PÉREZ ESQUIVEL, TRUMP E LE VIRTU’ DELLA TORTURA. “E’ un uomo che farà molti danni”. Intervista all’argentino Nobel per la Pace 1980

Adolfo Pérez Esquivel e il sacerdote José María di Paola (Foto Gustavo Pantano)
Adolfo Pérez Esquivel e il sacerdote José María di Paola (Foto Gustavo Pantano)

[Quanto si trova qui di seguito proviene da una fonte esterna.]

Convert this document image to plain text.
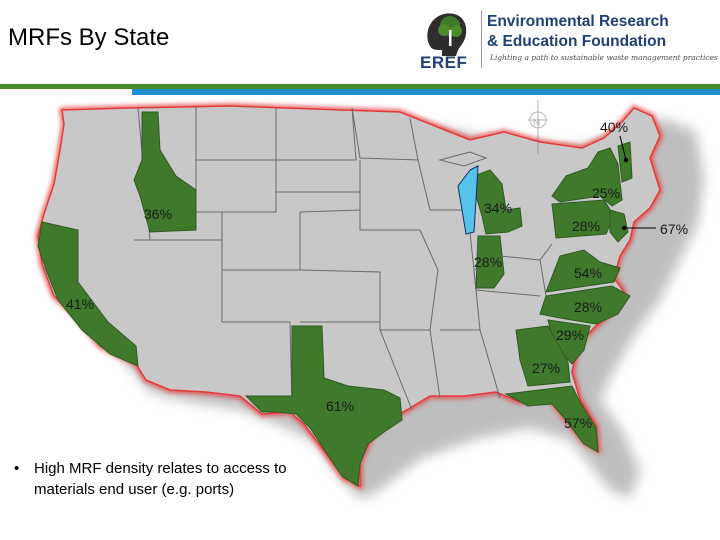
MRFs By State
EREF
Environmental Research
& Education Foundation
Lighting a path to sustainable waste management practices
N
36%
41%
61%
34%
28%
57%
27%
29%
28%
54%
28%
25%
40%
67%
• High MRF density relates to access to materials end user (e.g. ports)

Battagliero come sempre, con i suoi 85 anni ben portati. La marcia per le stradine polverose tra baracche e casucce non terminate per ricordare due giovani uccisi dalla polizia in una villa miseria alla periferia di Buenos Aires non l’ha sfiancato. Adolfo Pérez Esquivel, premio Nobel per la Pace 1980, arrestato e torturato dai militari argentini nel 1977 ha ancora il fiato per mandare un messaggio a Trump che la tortura l’apprezza e vorrebbe reintrodurla. “E’ un uomo che farà molti danni” dice scuotendo la capigliatura bianca: “E’ proprio di una mentalità arrogante e totalitaria pensare che castigare il corpo induce a dire la verità, anche quella non vera purché termini la tortura”. Finisce il suo intervento nel giorno della memoria dell’assassinio dei due villeros esortando a “non smettere di sorridere alla vita” e scende dal palco di assi precarie sostenuto per il braccio dal sacerdote José María di Paola.

Signor Esquivel, ci sono buone ragioni per sorridere alla vita?

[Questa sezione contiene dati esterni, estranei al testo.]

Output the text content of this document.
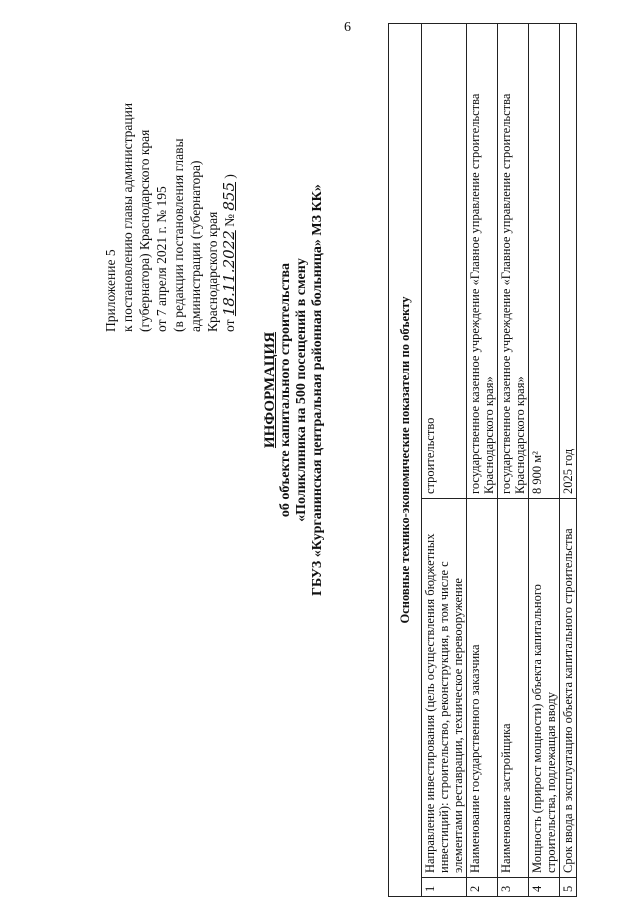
6
Приложение 5 к постановлению главы администрации (губернатора) Краснодарского края от 7 апреля 2021 г. № 195 (в редакции постановления главы администрации (губернатора) Краснодарского края от 18.11.2022 № 855 )
ИНФОРМАЦИЯ об объекте капитального строительства «Поликлиника на 500 посещений в смену ГБУЗ «Курганинская центральная районная больница» МЗ КК»	Основные технико-экономические показатели по объекту		
1	Направление инвестирования (цель осуществления бюджетных инвестиций): строительство, реконструкция, в том числе с элементами реставрации, техническое перевооружение	строительство
2	Наименование государственного заказчика	государственное казенное учреждение «Главное управление строительства Краснодарского края»
3	Наименование застройщика	государственное казенное учреждение «Главное управление строительства Краснодарского края»
4	Мощность (прирост мощности) объекта капитального строительства, подлежащая вводу	8 900 м²
5	Срок ввода в эксплуатацию объекта капитального строительства	2025 год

Il giorno che smetteremo vorrà dire che abbiamo perso la speranza e saremo stati vinti. Badi bene che con la speranza si perde anche la capacità di lotta, la convinzione che è possibile cambiare una determinata situazione. Per sostenere l’impegno si deve avere una speranza, un obiettivo, un senso di vita e di lotta. Così si può sorridere alla vita in ogni situazione, resistere, non abbassare la guardia. E’ quello che da la forza per andare avanti. Chi lotta per cambiare la vita non può vivere amareggiato.

In Argentina questo spirito di lotta, questo perseguire il cambiamento, lo vede vivo?

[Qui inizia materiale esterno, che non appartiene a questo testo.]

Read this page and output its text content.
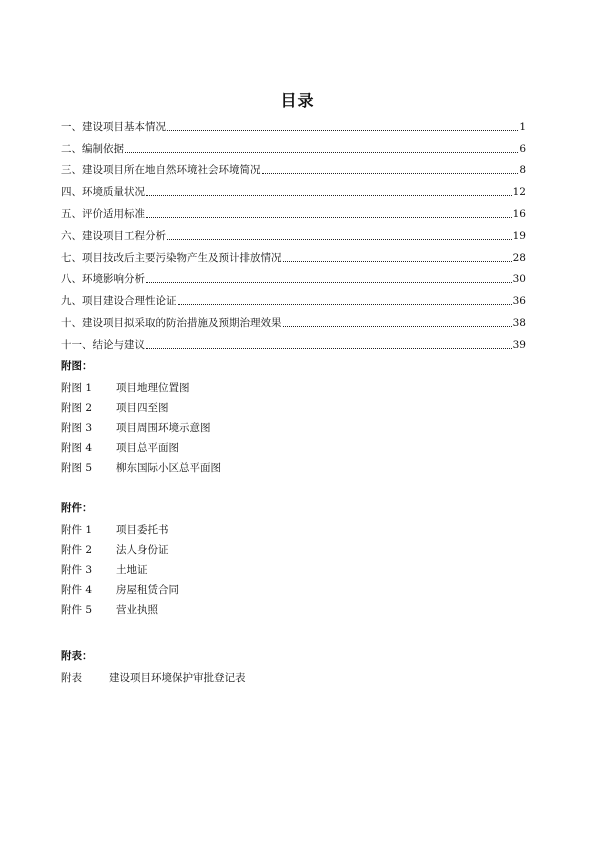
目录
一、建设项目基本情况	1
二、编制依据	6
三、建设项目所在地自然环境社会环境简况	8
四、环境质量状况	12
五、评价适用标准	16
六、建设项目工程分析	19
七、项目技改后主要污染物产生及预计排放情况	28
八、环境影响分析	30
九、项目建设合理性论证	36
十、建设项目拟采取的防治措施及预期治理效果	38
十一、结论与建议	39
附图：
附图 1 项目地理位置图
附图 2 项目四至图
附图 3 项目周围环境示意图
附图 4 项目总平面图
附图 5 柳东国际小区总平面图
附件：
附件 1 项目委托书
附件 2 法人身份证
附件 3 土地证
附件 4 房屋租赁合同
附件 5 营业执照
附表：
附表	建设项目环境保护审批登记表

Ci troviamo in una situazione contraddittoria, com’è inevitabile. Ci sono state alcune conquiste sociali, altre sono rimaste a metà strada. Spesso per calcolo politico, per speculazione, per aver eluso il dovere di una edificazione sociale, culturale, politica. La democrazia non è gratis, non è mettere una scheda in un’urna ogni quattro anni, è una costruzione permanente e collettiva giorno dopo giorno. Dove democrazia e diritti umani sono valori indivisibili, se si violano i primi la democrazia si debilita fino a non essere più tale.

Lei è stato torturato dopo l’arresto in epoca militare, nel 1977. Il nuovo presidente degli Stati Uniti ha appena detto che gli interrogatori con certe pratiche di tortura lì hanno funzionato. Tant’è vero che non sarebbe sbagliato reintrodurli… Con lei hanno funzionato?

[Il no arriva con una risata]

Che effetto le fa un commento pro tortura di questo genere?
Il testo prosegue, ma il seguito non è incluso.